Unfortunately, some courts’ ambiguous language seems to cast doubt on this axiomatic principle. In Lebbon v. City of Peoria, No. CV-12-00921-PHX-GMS, 2013 U.S. Dist. LEXIS 13146 (D. Ariz. Jan. 31, 2013), defendant City of Peoria conducted an investigation. When plaintiff sought documents relating to the investigation, the court held that the City had waived privilege protection when it “disclosed the contents of the 2010 Investigation” to the plaintiff. Id. at *2. The court later reiterated that the City “disclosed the contents of the 2010 Investigation by citing to factual findings from the Investigation.” Id. at *3. As in other cases using such imprecise language, it is unclear whether the City actually turned over a portion of the investigation report, quoted from privileged communications that took place during the investigation, or simply recited historical facts that were uncovered or compiled during the investigation.

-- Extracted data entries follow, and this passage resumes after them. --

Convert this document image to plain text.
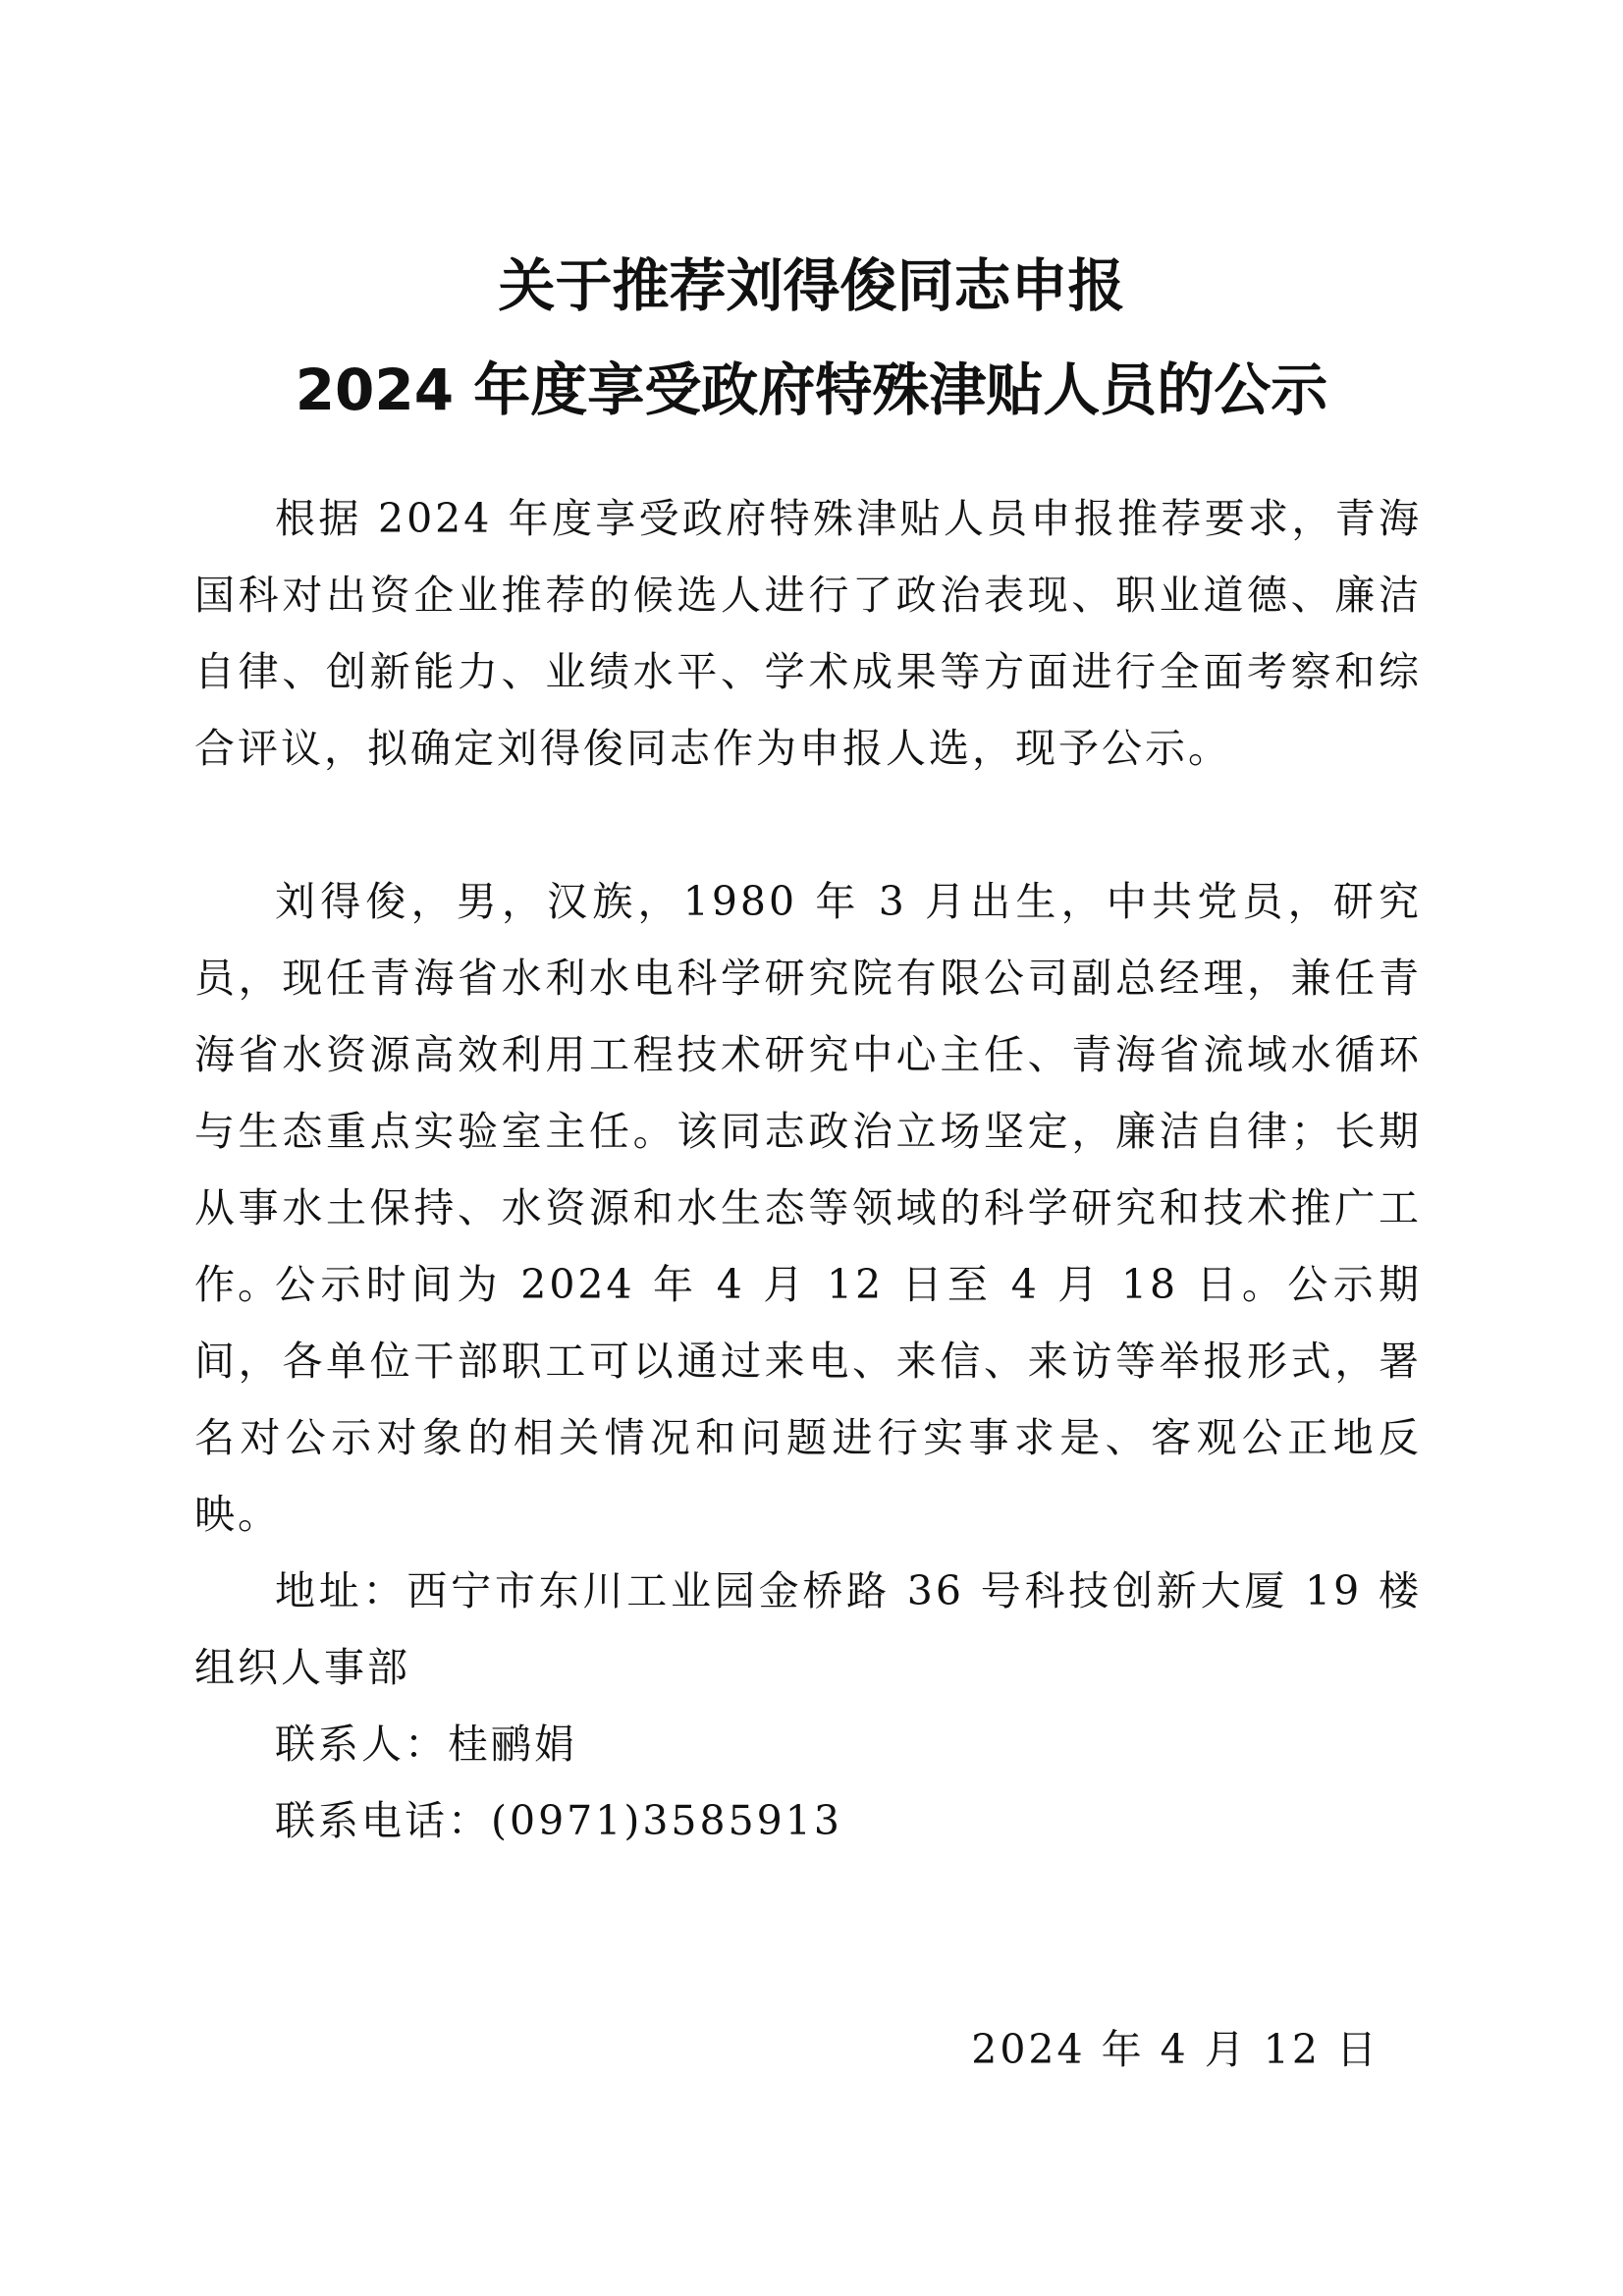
关于推荐刘得俊同志申报
2024 年度享受政府特殊津贴人员的公示

根据 2024 年度享受政府特殊津贴人员申报推荐要求，青海国科对出资企业推荐的候选人进行了政治表现、职业道德、廉洁自律、创新能力、业绩水平、学术成果等方面进行全面考察和综合评议，拟确定刘得俊同志作为申报人选，现予公示。

刘得俊，男，汉族，1980 年 3 月出生，中共党员，研究员，现任青海省水利水电科学研究院有限公司副总经理，兼任青海省水资源高效利用工程技术研究中心主任、青海省流域水循环与生态重点实验室主任。该同志政治立场坚定，廉洁自律；长期从事水土保持、水资源和水生态等领域的科学研究和技术推广工作。

公示时间为 2024 年 4 月 12 日至 4 月 18 日。公示期间，各单位干部职工可以通过来电、来信、来访等举报形式，署名对公示对象的相关情况和问题进行实事求是、客观公正地反映。

地址：西宁市东川工业园金桥路 36 号科技创新大厦 19 楼组织人事部

联系人：桂鹂娟

联系电话：(0971)3585913

2024 年 4 月 12 日
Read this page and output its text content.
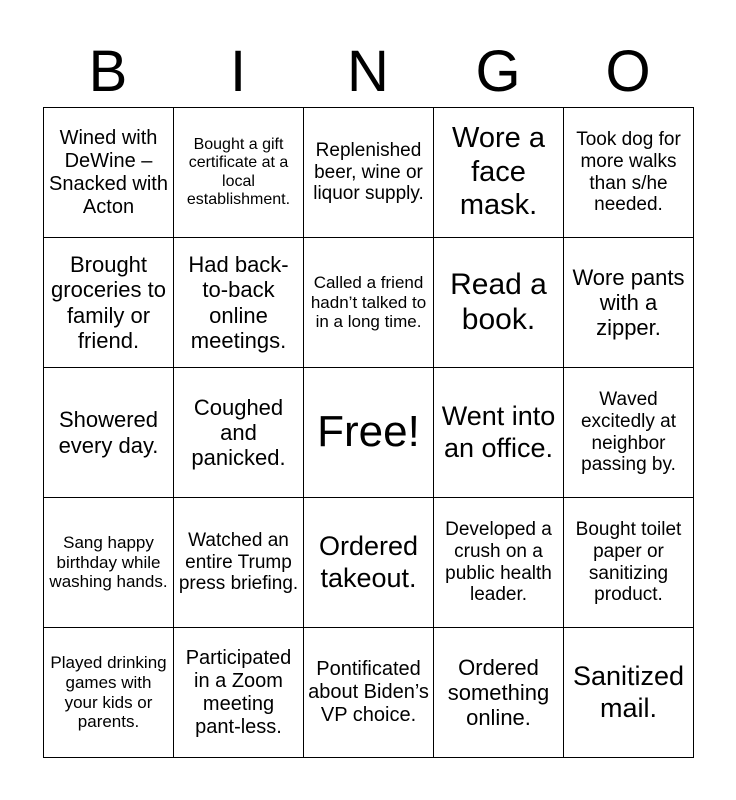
B	I	N	G	O
Wined with DeWine – Snacked with Acton	Bought a gift certificate at a local establishment.	Replenished beer, wine or liquor supply.	Wore a face mask.	Took dog for more walks than s/he needed.
Brought groceries to family or friend.	Had back-to-back online meetings.	Called a friend hadn’t talked to in a long time.	Read a book.	Wore pants with a zipper.
Showered every day.	Coughed and panicked.	Free!	Went into an office.	Waved excitedly at neighbor passing by.
Sang happy birthday while washing hands.	Watched an entire Trump press briefing.	Ordered takeout.	Developed a crush on a public health leader.	Bought toilet paper or sanitizing product.
Played drinking games with your kids or parents.	Participated in a Zoom meeting pant-less.	Pontificated about Biden’s VP choice.	Ordered something online.	Sanitized mail.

Under standard privilege principles, the first two acts might have waived privilege and work product protection, but simply reciting historical facts should not have waived either protection.
Such ambiguous language in this and other cases is unfortunate, given the importance of internal corporate investigations and the incentive companies frequently have to disclose historical facts to forestall some governmental action.